Evaluasi Sistem Pendaftaran Siswa Baru, Menjaga Keadilan Akademis
Oleh: Nurmansyah
Belakangan ini, fenomena penerimaan calon siswa baru di berbagai lembaga pendidikan, baik negeri maupun swasta, memunculkan keprihatinan. Banyak calon siswa yang belum memiliki hasil ujian akhir atau ijazah resmi, namun sudah diperbolehkan mendaftar sebagai calon siswa baru. Situasi ini menimbulkan pertanyaan serius tentang keabsahan dan keadilan dalam sistem pendidikan kita, terutama terkait dengan regulasi yang berlaku.
Merujuk pada Permendikbud Nomor 14 Tahun 2018, terdapat aturan jelas mengenai penerimaan peserta didik baru (PPDB) di tingkat Taman Kanak-Kanak (TK), Sekolah Dasar (SD), Sekolah Menengah Pertama (SMP), Sekolah Menengah Atas (SMA), dan Sekolah Menengah Kejuruan (SMK). Salah satu poin penting dalam regulasi ini adalah kewajiban bagi peserta didik untuk memiliki bukti hasil ujian akhir dan ujian semester sebagai syarat kenaikan kelas. Artinya, tanpa rapor yang menunjukkan kelulusan, siswa seharusnya tidak bisa melanjutkan ke tingkat yang lebih tinggi. Namun, praktik di lapangan menunjukkan bahwa banyak lembaga pendidikan, baik negeri maupun swasta, membuka pendaftaran lebih awal tanpa menunggu bukti kelulusan. Tindakan ini berpotensi menimbulkan masalah serius.

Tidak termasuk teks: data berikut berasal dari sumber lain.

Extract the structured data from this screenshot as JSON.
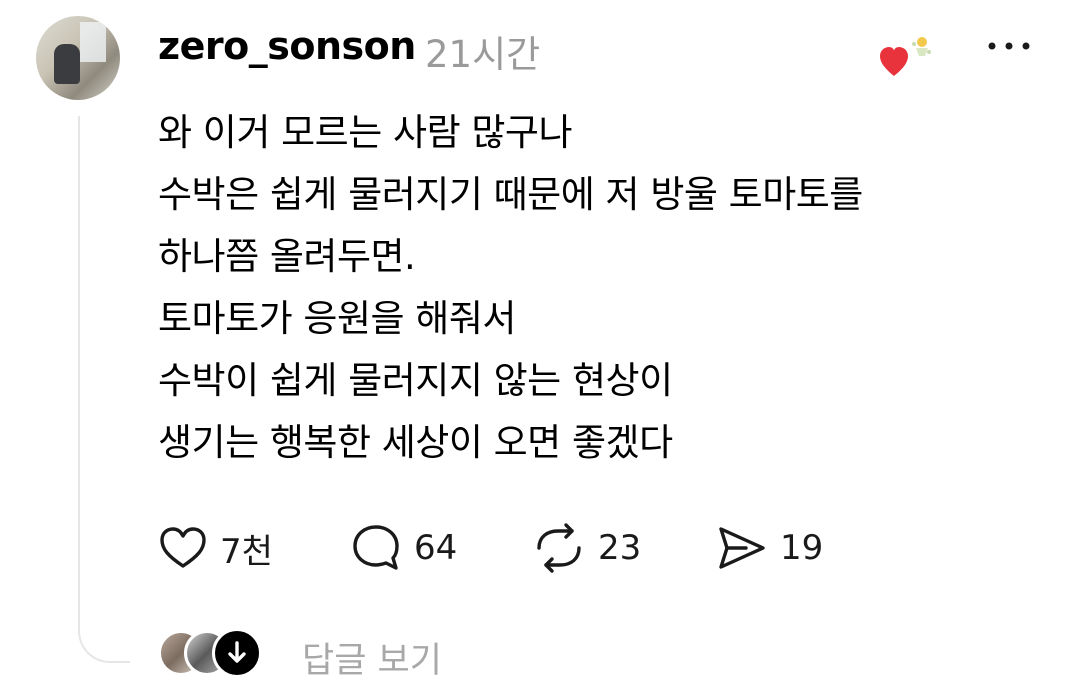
{
  "post": {
    "username": "zero_sonson",
    "timestamp": "21시간",
    "lines": [
      "와 이거 모르는 사람 많구나",
      "수박은 쉽게 물러지기 때문에 저 방울 토마토를",
      "하나쯤 올려두면.",
      "토마토가 응원을 해줘서",
      "수박이 쉽게 물러지지 않는 현상이",
      "생기는 행복한 세상이 오면 좋겠다"
    ]
  },
  "actions": {
    "like_count": "7천",
    "comment_count": "64",
    "repost_count": "23",
    "share_count": "19"
  },
  "replies": {
    "label": "답글 보기"
  },
  "colors": {
    "heart_badge": "#e8333c",
    "muted_text": "#9a9a9a",
    "thread_line": "#e6e6e6"
  }
}
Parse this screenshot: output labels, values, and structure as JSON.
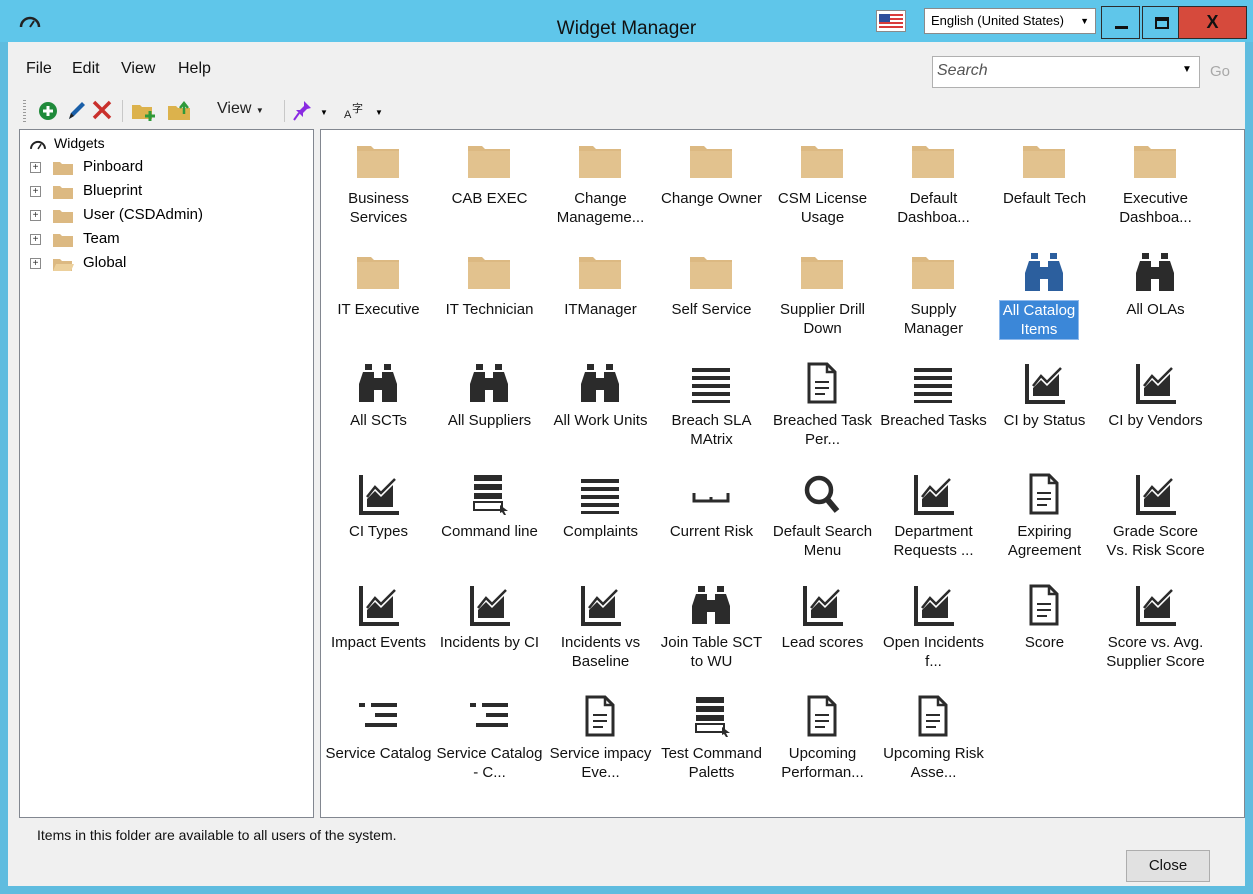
{
  "window": {
    "title": "Widget Manager",
    "language": "English (United States)",
    "close_glyph": "X",
    "titlebar_color": "#5fc6ea",
    "close_color": "#d64a3c"
  },
  "menu": {
    "items": [
      "File",
      "Edit",
      "View",
      "Help"
    ]
  },
  "search": {
    "placeholder": "Search",
    "go_label": "Go"
  },
  "toolbar": {
    "view_label": "View",
    "icons": [
      "add-icon",
      "edit-icon",
      "delete-icon",
      "new-folder-icon",
      "folder-up-icon",
      "pin-icon",
      "language-icon"
    ]
  },
  "tree": {
    "root_label": "Widgets",
    "items": [
      {
        "label": "Pinboard",
        "open": false
      },
      {
        "label": "Blueprint",
        "open": false
      },
      {
        "label": "User (CSDAdmin)",
        "open": false
      },
      {
        "label": "Team",
        "open": false
      },
      {
        "label": "Global",
        "open": true
      }
    ]
  },
  "widgets": [
    {
      "label": "Business Services",
      "icon": "folder"
    },
    {
      "label": "CAB EXEC",
      "icon": "folder"
    },
    {
      "label": "Change Manageme...",
      "icon": "folder"
    },
    {
      "label": "Change Owner",
      "icon": "folder"
    },
    {
      "label": "CSM License Usage",
      "icon": "folder"
    },
    {
      "label": "Default Dashboa...",
      "icon": "folder"
    },
    {
      "label": "Default Tech",
      "icon": "folder"
    },
    {
      "label": "Executive Dashboa...",
      "icon": "folder"
    },
    {
      "label": "IT Executive",
      "icon": "folder"
    },
    {
      "label": "IT Technician",
      "icon": "folder"
    },
    {
      "label": "ITManager",
      "icon": "folder"
    },
    {
      "label": "Self Service",
      "icon": "folder"
    },
    {
      "label": "Supplier Drill Down",
      "icon": "folder"
    },
    {
      "label": "Supply Manager",
      "icon": "folder"
    },
    {
      "label": "All Catalog Items",
      "icon": "binoculars",
      "selected": true
    },
    {
      "label": "All OLAs",
      "icon": "binoculars"
    },
    {
      "label": "All SCTs",
      "icon": "binoculars"
    },
    {
      "label": "All Suppliers",
      "icon": "binoculars"
    },
    {
      "label": "All Work Units",
      "icon": "binoculars"
    },
    {
      "label": "Breach SLA MAtrix",
      "icon": "list"
    },
    {
      "label": "Breached Task Per...",
      "icon": "document"
    },
    {
      "label": "Breached Tasks",
      "icon": "list"
    },
    {
      "label": "CI by Status",
      "icon": "chart"
    },
    {
      "label": "CI by Vendors",
      "icon": "chart"
    },
    {
      "label": "CI Types",
      "icon": "chart"
    },
    {
      "label": "Command line",
      "icon": "command"
    },
    {
      "label": "Complaints",
      "icon": "list"
    },
    {
      "label": "Current Risk",
      "icon": "ruler"
    },
    {
      "label": "Default Search Menu",
      "icon": "magnifier"
    },
    {
      "label": "Department Requests ...",
      "icon": "chart"
    },
    {
      "label": "Expiring Agreement",
      "icon": "document"
    },
    {
      "label": "Grade Score Vs. Risk Score",
      "icon": "chart"
    },
    {
      "label": "Impact Events",
      "icon": "chart"
    },
    {
      "label": "Incidents by CI",
      "icon": "chart"
    },
    {
      "label": "Incidents vs Baseline",
      "icon": "chart"
    },
    {
      "label": "Join Table SCT to WU",
      "icon": "binoculars"
    },
    {
      "label": "Lead scores",
      "icon": "chart"
    },
    {
      "label": "Open Incidents f...",
      "icon": "chart"
    },
    {
      "label": "Score",
      "icon": "document"
    },
    {
      "label": "Score vs. Avg. Supplier Score",
      "icon": "chart"
    },
    {
      "label": "Service Catalog",
      "icon": "menu-list"
    },
    {
      "label": "Service Catalog - C...",
      "icon": "menu-list"
    },
    {
      "label": "Service impacy Eve...",
      "icon": "document"
    },
    {
      "label": "Test Command Paletts",
      "icon": "command"
    },
    {
      "label": "Upcoming Performan...",
      "icon": "document"
    },
    {
      "label": "Upcoming Risk Asse...",
      "icon": "document"
    }
  ],
  "status_text": "Items in this folder are available to all users of the system.",
  "close_button_label": "Close",
  "colors": {
    "folder": "#dcb982",
    "icon_dark": "#2b2b2b",
    "icon_blue": "#2c5f9e",
    "selection": "#3b87d8"
  }
}
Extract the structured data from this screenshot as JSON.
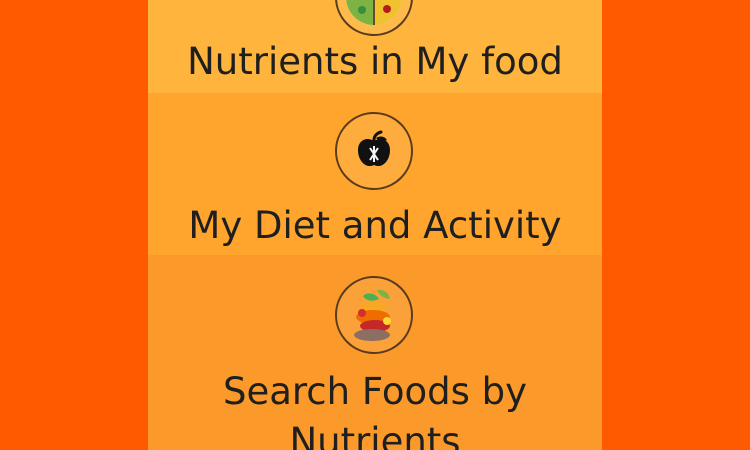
{
  "menu": {
    "items": [
      {
        "label": "Nutrients in My food",
        "icon": "food-plate-icon"
      },
      {
        "label": "My Diet and Activity",
        "icon": "apple-icon"
      },
      {
        "label": "Search Foods by Nutrients",
        "icon": "food-stack-icon"
      }
    ]
  },
  "colors": {
    "background": "#FF5A00",
    "item_1": "#FFB53D",
    "item_2": "#FFA52E",
    "item_3": "#FB9A2A",
    "text": "#1F1F1F"
  }
}
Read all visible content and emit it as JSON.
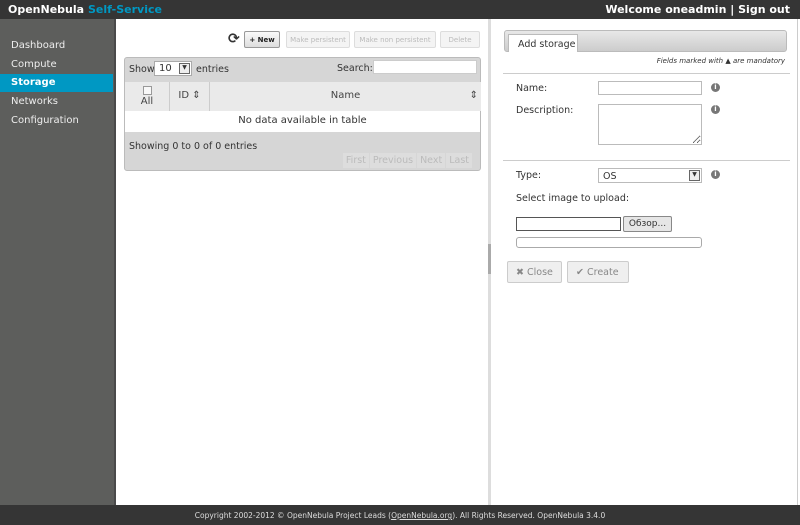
{
  "header": {
    "brand": "OpenNebula",
    "brand_sub": "Self-Service",
    "welcome": "Welcome",
    "user": "oneadmin",
    "separator": "|",
    "signout": "Sign out"
  },
  "sidebar": {
    "items": [
      {
        "label": "Dashboard"
      },
      {
        "label": "Compute"
      },
      {
        "label": "Storage",
        "active": true
      },
      {
        "label": "Networks"
      },
      {
        "label": "Configuration"
      }
    ]
  },
  "toolbar": {
    "new": "+ New",
    "make_persistent": "Make persistent",
    "make_non_persistent": "Make non persistent",
    "delete": "Delete"
  },
  "table": {
    "show": "Show",
    "length": "10",
    "entries": "entries",
    "search": "Search:",
    "search_value": "",
    "columns": [
      "All",
      "ID",
      "Name"
    ],
    "empty": "No data available in table",
    "info": "Showing 0 to 0 of 0 entries",
    "pager": [
      "First",
      "Previous",
      "Next",
      "Last"
    ]
  },
  "form": {
    "tab": "Add storage",
    "mandatory_pre": "Fields marked with",
    "mandatory_post": "are mandatory",
    "name_label": "Name:",
    "name_value": "",
    "desc_label": "Description:",
    "desc_value": "",
    "type_label": "Type:",
    "type_value": "OS",
    "upload_label": "Select image to upload:",
    "browse": "Обзор...",
    "close": "Close",
    "create": "Create"
  },
  "footer": {
    "pre": "Copyright 2002-2012 © OpenNebula Project Leads (",
    "link": "OpenNebula.org",
    "post": "). All Rights Reserved. OpenNebula 3.4.0"
  },
  "colors": {
    "accent": "#0098c3",
    "header": "#353535",
    "sidebar": "#5d5e5c"
  }
}
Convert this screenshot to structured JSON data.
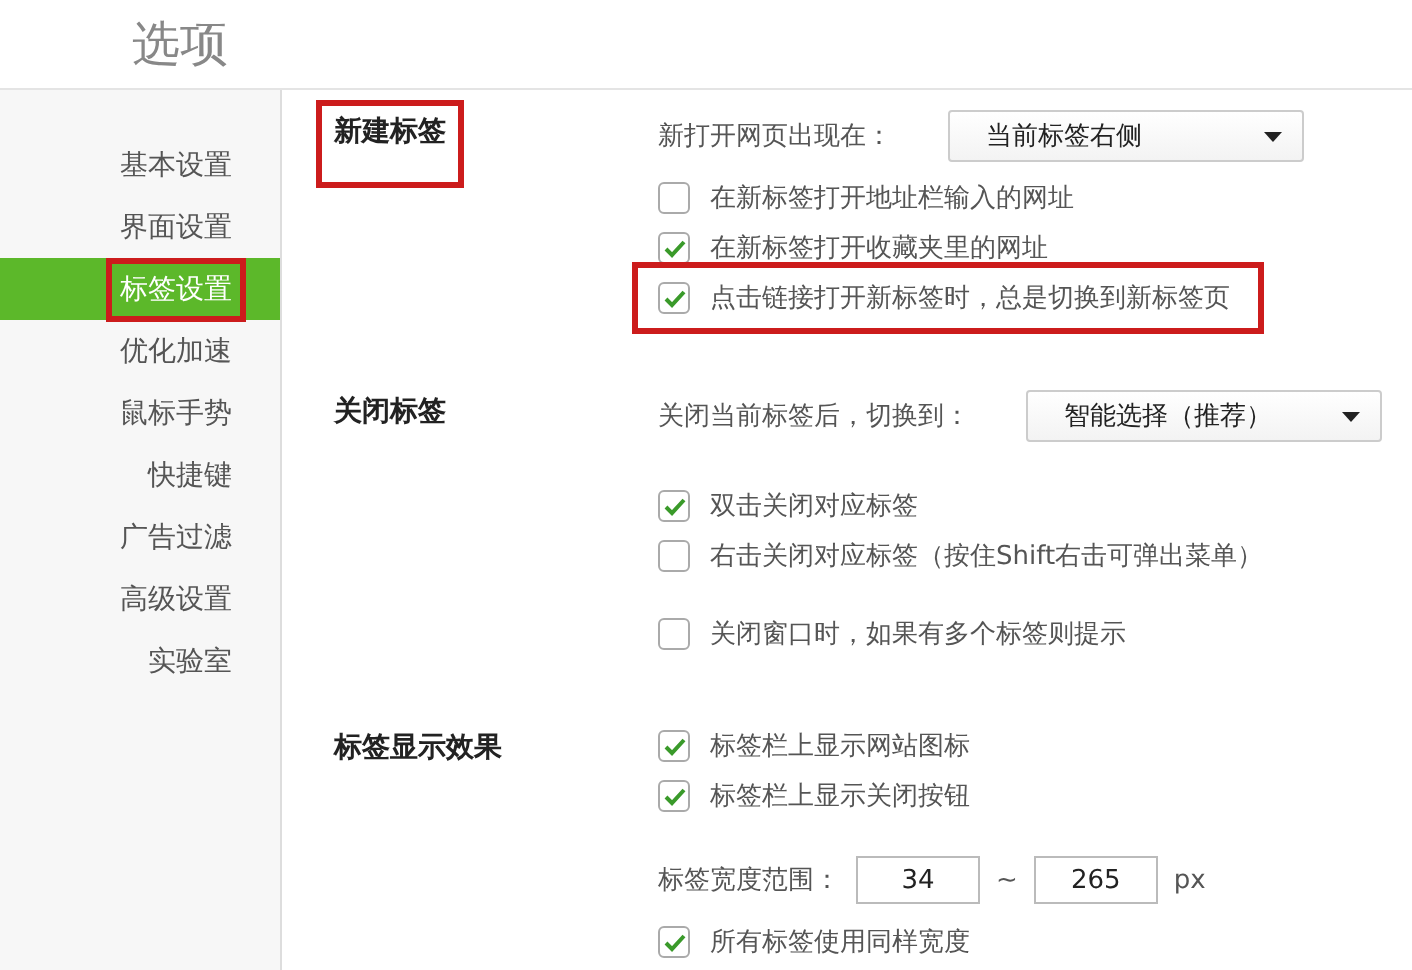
{
  "title": "选项",
  "sidebar": {
    "items": [
      {
        "label": "基本设置",
        "selected": false,
        "highlighted": false
      },
      {
        "label": "界面设置",
        "selected": false,
        "highlighted": false
      },
      {
        "label": "标签设置",
        "selected": true,
        "highlighted": true
      },
      {
        "label": "优化加速",
        "selected": false,
        "highlighted": false
      },
      {
        "label": "鼠标手势",
        "selected": false,
        "highlighted": false
      },
      {
        "label": "快捷键",
        "selected": false,
        "highlighted": false
      },
      {
        "label": "广告过滤",
        "selected": false,
        "highlighted": false
      },
      {
        "label": "高级设置",
        "selected": false,
        "highlighted": false
      },
      {
        "label": "实验室",
        "selected": false,
        "highlighted": false
      }
    ]
  },
  "sections": [
    {
      "heading": "新建标签",
      "highlighted": true,
      "groups": [
        [
          {
            "kind": "select",
            "label": "新打开网页出现在：",
            "value": "当前标签右侧"
          },
          {
            "kind": "checkbox",
            "label": "在新标签打开地址栏输入的网址",
            "checked": false,
            "highlighted": false
          },
          {
            "kind": "checkbox",
            "label": "在新标签打开收藏夹里的网址",
            "checked": true,
            "highlighted": false
          },
          {
            "kind": "checkbox",
            "label": "点击链接打开新标签时，总是切换到新标签页",
            "checked": true,
            "highlighted": true
          }
        ]
      ]
    },
    {
      "heading": "关闭标签",
      "highlighted": false,
      "groups": [
        [
          {
            "kind": "select",
            "label": "关闭当前标签后，切换到：",
            "value": "智能选择（推荐）"
          }
        ],
        [
          {
            "kind": "checkbox",
            "label": "双击关闭对应标签",
            "checked": true,
            "highlighted": false
          },
          {
            "kind": "checkbox",
            "label": "右击关闭对应标签（按住Shift右击可弹出菜单）",
            "checked": false,
            "highlighted": false
          }
        ],
        [
          {
            "kind": "checkbox",
            "label": "关闭窗口时，如果有多个标签则提示",
            "checked": false,
            "highlighted": false
          }
        ]
      ]
    },
    {
      "heading": "标签显示效果",
      "highlighted": false,
      "groups": [
        [
          {
            "kind": "checkbox",
            "label": "标签栏上显示网站图标",
            "checked": true,
            "highlighted": false
          },
          {
            "kind": "checkbox",
            "label": "标签栏上显示关闭按钮",
            "checked": true,
            "highlighted": false
          }
        ],
        [
          {
            "kind": "range",
            "label": "标签宽度范围：",
            "min": "34",
            "separator": "~",
            "max": "265",
            "unit": "px"
          },
          {
            "kind": "checkbox",
            "label": "所有标签使用同样宽度",
            "checked": true,
            "highlighted": false
          }
        ]
      ]
    }
  ]
}
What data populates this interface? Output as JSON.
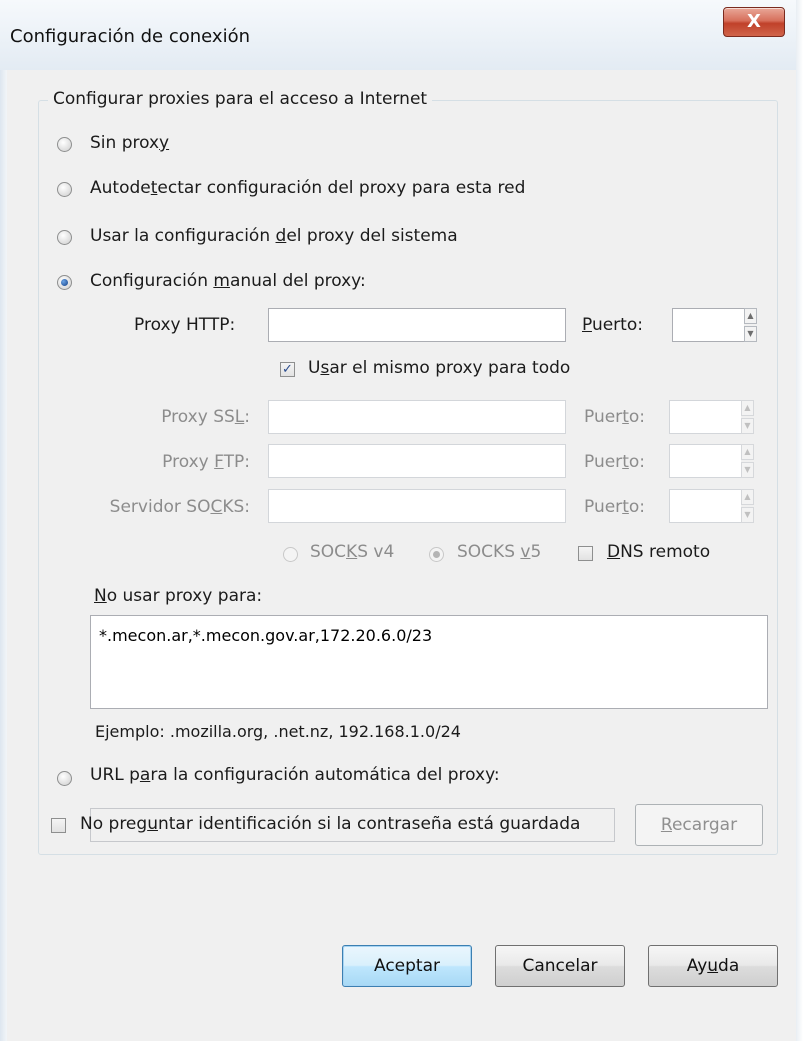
{
  "window": {
    "title": "Configuración de conexión",
    "close_label": "X"
  },
  "group": {
    "title": "Configurar proxies para el acceso a Internet"
  },
  "options": {
    "no_proxy": {
      "pre": "Sin prox",
      "u": "y",
      "post": "",
      "checked": false
    },
    "auto_detect": {
      "pre": "Autode",
      "u": "t",
      "post": "ectar configuración del proxy para esta red",
      "checked": false
    },
    "system": {
      "pre": "Usar la configuración ",
      "u": "d",
      "post": "el proxy del sistema",
      "checked": false
    },
    "manual": {
      "pre": "Configuración ",
      "u": "m",
      "post": "anual del proxy:",
      "checked": true
    },
    "auto_url": {
      "pre": "URL p",
      "u": "a",
      "post": "ra la configuración automática del proxy:",
      "checked": false
    }
  },
  "manual": {
    "http": {
      "label": "Proxy HTTP:",
      "value": "",
      "port_label_u": "P",
      "port_label_rest": "uerto:",
      "port_value": ""
    },
    "same_proxy": {
      "pre": "U",
      "u": "s",
      "post": "ar el mismo proxy para todo",
      "checked": true
    },
    "ssl": {
      "pre": "Proxy SS",
      "u": "L",
      "post": ":",
      "value": "",
      "port_pre": "Puer",
      "port_u": "t",
      "port_post": "o:",
      "port_value": ""
    },
    "ftp": {
      "pre": "Proxy ",
      "u": "F",
      "post": "TP:",
      "value": "",
      "port_pre": "Puer",
      "port_u": "t",
      "port_post": "o:",
      "port_value": ""
    },
    "socks": {
      "pre": "Servidor SO",
      "u": "C",
      "post": "KS:",
      "value": "",
      "port_pre": "Puer",
      "port_u": "t",
      "port_post": "o:",
      "port_value": ""
    },
    "socks_v4": {
      "pre": "SOC",
      "u": "K",
      "post": "S v4",
      "checked": false
    },
    "socks_v5": {
      "pre": "SOCKS ",
      "u": "v",
      "post": "5",
      "checked": true
    },
    "dns_remote": {
      "pre": "",
      "u": "D",
      "post": "NS remoto",
      "checked": false
    }
  },
  "no_proxy_for": {
    "label_u": "N",
    "label_rest": "o usar proxy para:",
    "value": "*.mecon.ar,*.mecon.gov.ar,172.20.6.0/23",
    "example": "Ejemplo: .mozilla.org, .net.nz, 192.168.1.0/24"
  },
  "auto_url": {
    "value": "",
    "reload_u": "R",
    "reload_rest": "ecargar"
  },
  "no_prompt_auth": {
    "pre": "No preg",
    "u": "u",
    "post": "ntar identificación si la contraseña está guardada",
    "checked": false
  },
  "buttons": {
    "ok": "Aceptar",
    "cancel": "Cancelar",
    "help_pre": "Ay",
    "help_u": "u",
    "help_post": "da"
  }
}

Pertama, penerimaan tanpa syarat bukti kelulusan dapat menciptakan ketidakadilan di kalangan calon siswa. Mereka yang telah berjuang keras dalam ujian untuk mencapai kelulusan akan merasa dirugikan. Sistem pendidikan yang seharusnya mendorong siswa untuk belajar dengan giat menjadi tidak relevan jika pendaftaran tidak mempertimbangkan prestasi akademis. Ini berpotensi menciptakan budaya di mana prestasi tidak lagi menjadi prioritas, merugikan siswa yang berusaha keras.